Druck auf Erzeugerpreise nach endgültigem Ausstieg 2009 verschärft

Wie die Studie zunächst für die Schweiz zeigt, haben die ausstiegsbedingten Mengenausdehnungen dazu geführt, dass im Vergleich zum mittleren Erzeuger-Milchpreis der Jahre 2000/02 die Schweizer Industriemilch bis 2010/12 ca. 24 Prozent ihres Werts verloren hat. Bei der Käsereimilch waren es 15 und bei der Biomilch 19 Prozent Werteverlust. Wirksame privatrechtliche Maßnahmen zur Stabilisierung der Erzeugerpreise konnten aufgrund einer großen Uneinigkeit unter den Marktakteuren jedoch bis dato nicht umgesetzt werden.

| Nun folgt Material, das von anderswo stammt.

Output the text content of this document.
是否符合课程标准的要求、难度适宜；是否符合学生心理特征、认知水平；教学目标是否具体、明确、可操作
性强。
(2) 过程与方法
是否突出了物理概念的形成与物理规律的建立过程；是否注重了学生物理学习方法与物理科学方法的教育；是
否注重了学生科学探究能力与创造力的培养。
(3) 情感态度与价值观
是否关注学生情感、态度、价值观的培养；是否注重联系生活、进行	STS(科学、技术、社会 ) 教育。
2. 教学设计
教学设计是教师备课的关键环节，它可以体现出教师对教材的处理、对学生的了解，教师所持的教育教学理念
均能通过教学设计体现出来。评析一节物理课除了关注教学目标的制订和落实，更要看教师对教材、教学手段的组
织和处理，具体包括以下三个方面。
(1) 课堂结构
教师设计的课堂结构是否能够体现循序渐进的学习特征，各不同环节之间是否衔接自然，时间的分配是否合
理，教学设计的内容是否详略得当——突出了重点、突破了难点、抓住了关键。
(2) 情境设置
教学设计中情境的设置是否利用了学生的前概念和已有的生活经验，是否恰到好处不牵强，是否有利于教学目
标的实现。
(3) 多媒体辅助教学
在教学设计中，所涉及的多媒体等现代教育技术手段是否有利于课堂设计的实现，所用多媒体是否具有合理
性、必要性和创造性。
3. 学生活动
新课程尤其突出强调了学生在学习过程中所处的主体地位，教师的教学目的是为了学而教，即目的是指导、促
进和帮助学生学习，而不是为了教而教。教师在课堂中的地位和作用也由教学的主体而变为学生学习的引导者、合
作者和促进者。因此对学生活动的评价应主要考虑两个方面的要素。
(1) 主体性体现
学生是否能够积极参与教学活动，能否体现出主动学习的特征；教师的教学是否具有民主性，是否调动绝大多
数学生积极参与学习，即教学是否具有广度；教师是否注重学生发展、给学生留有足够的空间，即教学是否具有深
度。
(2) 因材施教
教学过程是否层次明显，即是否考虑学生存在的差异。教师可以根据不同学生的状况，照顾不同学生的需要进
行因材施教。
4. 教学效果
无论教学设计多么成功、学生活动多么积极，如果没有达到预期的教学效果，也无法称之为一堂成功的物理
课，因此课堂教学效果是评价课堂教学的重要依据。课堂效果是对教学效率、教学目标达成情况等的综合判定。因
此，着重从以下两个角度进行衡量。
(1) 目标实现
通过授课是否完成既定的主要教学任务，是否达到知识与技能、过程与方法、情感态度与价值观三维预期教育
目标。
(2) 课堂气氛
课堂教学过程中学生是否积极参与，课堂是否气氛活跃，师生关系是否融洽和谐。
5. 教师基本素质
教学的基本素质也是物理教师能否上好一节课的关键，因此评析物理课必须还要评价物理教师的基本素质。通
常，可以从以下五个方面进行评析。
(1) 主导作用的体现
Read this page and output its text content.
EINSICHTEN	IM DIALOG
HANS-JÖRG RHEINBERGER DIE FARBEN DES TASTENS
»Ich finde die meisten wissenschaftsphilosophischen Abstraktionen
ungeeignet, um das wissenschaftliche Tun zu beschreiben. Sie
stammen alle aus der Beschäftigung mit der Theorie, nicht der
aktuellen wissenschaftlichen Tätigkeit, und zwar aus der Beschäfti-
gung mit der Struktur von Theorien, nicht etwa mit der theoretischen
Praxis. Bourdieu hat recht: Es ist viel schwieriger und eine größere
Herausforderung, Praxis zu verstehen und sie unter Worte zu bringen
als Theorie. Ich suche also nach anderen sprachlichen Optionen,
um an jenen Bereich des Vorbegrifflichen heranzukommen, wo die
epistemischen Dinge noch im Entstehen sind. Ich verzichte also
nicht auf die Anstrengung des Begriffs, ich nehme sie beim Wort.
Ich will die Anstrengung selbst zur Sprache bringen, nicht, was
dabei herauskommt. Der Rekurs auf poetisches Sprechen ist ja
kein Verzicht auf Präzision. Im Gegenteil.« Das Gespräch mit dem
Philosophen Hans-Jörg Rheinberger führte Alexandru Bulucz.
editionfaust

„Dem Entscheid zum Ausstieg lagen  Studien und Erwartungen zugrunde, welche sich als absolut falsch erwiesen“, kritisiert Werner Locher von der Schweizer Milcherzeugerorganisation BIG-M. „Durch die anhaltend schlechten Preise sind viele Bauern aus der Milchproduktion ausgestiegen - auch solche, welche eigentlich über gute Betriebsstrukturen verfügen würden.“ Daher sei der Milchkuhbestand rückläufig und dieser Rückgang gefährde insbesondere die flächendeckende Bewirtschaftung der Alpen. „Damit sägt man an einer der wichtigsten Säulen des Schweizer Tourismus. Wenn die Produzenten keine kostendeckenden Preise bekommen, hat dies Auswirkungen, welche weit über die Landwirtschaft hinausreichen“, so Locher.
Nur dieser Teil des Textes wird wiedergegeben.